This is an archive of the discontinued LLVM Phabricator instance.

[MLIR][NVGPU] Introduce `nvgpu.wargroup.mma.store` Op for Hopper GPUs
AbandonedPublic

Authored by guraypp on Sep 1 2023, 1:33 AM.

Details

Summary

This work introduces a new operation called wargroup.mma.store to the NVGPU dialect of MLIR. The purpose of this operation is to facilitate storing fragmanted results of WGMMA to the given memref.

An example of fragmentation is given here :
https://docs.nvidia.com/cuda/parallel-thread-execution/index.html#wgmma-64n16-d

The wargroup.mma.store does followings:

  1. Takes one or more fragmented results matrix.
  2. Calculates indexes per thread in warp group and stores the data into give memref.
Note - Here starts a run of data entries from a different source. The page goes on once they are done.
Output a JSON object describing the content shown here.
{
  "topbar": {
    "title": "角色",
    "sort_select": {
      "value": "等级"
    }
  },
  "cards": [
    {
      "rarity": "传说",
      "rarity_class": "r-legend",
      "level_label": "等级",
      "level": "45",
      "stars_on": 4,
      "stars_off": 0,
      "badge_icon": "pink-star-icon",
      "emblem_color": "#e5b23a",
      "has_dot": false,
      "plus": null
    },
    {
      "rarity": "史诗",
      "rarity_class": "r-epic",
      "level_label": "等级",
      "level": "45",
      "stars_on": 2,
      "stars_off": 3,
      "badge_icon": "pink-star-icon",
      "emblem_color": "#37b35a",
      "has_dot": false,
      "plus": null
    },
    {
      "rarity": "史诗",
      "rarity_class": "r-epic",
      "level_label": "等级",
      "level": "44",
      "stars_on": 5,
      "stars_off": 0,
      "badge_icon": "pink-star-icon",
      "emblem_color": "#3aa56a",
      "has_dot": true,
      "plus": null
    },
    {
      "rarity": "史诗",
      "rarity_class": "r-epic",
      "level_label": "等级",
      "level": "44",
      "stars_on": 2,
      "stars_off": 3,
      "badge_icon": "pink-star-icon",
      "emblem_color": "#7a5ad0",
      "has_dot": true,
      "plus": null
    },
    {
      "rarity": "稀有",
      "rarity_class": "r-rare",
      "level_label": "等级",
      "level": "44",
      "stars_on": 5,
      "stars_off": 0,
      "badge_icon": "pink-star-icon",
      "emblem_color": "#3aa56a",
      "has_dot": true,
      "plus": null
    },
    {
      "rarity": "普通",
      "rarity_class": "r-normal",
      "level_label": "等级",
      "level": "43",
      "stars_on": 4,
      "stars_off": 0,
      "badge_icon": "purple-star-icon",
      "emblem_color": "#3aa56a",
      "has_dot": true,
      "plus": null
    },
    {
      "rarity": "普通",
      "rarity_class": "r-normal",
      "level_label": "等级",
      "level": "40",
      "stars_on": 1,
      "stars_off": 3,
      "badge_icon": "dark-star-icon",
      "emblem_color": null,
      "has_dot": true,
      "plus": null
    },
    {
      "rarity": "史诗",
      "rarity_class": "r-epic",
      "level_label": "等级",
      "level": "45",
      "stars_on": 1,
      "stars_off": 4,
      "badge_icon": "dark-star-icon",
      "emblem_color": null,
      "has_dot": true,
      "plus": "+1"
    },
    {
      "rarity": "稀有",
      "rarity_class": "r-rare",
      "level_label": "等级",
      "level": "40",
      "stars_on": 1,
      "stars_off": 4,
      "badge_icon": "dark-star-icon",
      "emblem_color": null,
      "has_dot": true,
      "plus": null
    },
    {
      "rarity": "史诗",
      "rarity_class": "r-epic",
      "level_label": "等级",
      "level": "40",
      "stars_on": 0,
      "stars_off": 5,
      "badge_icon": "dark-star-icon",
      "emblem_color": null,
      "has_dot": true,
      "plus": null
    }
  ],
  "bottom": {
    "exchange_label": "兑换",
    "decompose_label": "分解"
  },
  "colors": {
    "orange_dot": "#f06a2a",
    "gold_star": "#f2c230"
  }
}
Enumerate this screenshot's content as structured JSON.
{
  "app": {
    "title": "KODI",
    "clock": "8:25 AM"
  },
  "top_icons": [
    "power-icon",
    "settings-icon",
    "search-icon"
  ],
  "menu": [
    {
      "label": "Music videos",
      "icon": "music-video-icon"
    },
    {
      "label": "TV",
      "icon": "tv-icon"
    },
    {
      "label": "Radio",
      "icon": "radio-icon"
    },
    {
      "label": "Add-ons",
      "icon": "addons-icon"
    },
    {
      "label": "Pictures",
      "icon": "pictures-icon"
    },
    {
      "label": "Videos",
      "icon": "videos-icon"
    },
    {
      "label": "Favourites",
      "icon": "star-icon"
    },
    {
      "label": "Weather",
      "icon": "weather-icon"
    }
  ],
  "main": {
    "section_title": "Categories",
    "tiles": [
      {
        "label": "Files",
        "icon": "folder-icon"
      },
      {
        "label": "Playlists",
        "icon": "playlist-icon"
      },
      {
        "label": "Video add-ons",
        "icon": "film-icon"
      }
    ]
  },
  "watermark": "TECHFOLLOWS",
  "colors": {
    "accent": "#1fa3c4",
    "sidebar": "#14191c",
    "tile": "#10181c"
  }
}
Here's an example usage of the nvgpu.wargroup.mma operation:

%res, %res2 = nvgpu.wargroup.mma ...
nvgpu.wargroup.mma.store [%res1, %res2], %matrixD : !nvgpu.warpgroup.result<tensor = !llvm.struct<...>>, !nvgpu.warpgroup.result<tensor = !llvm.struct<...>> to memref<128x128xf32,3>

Depens on D158434

Diff Detail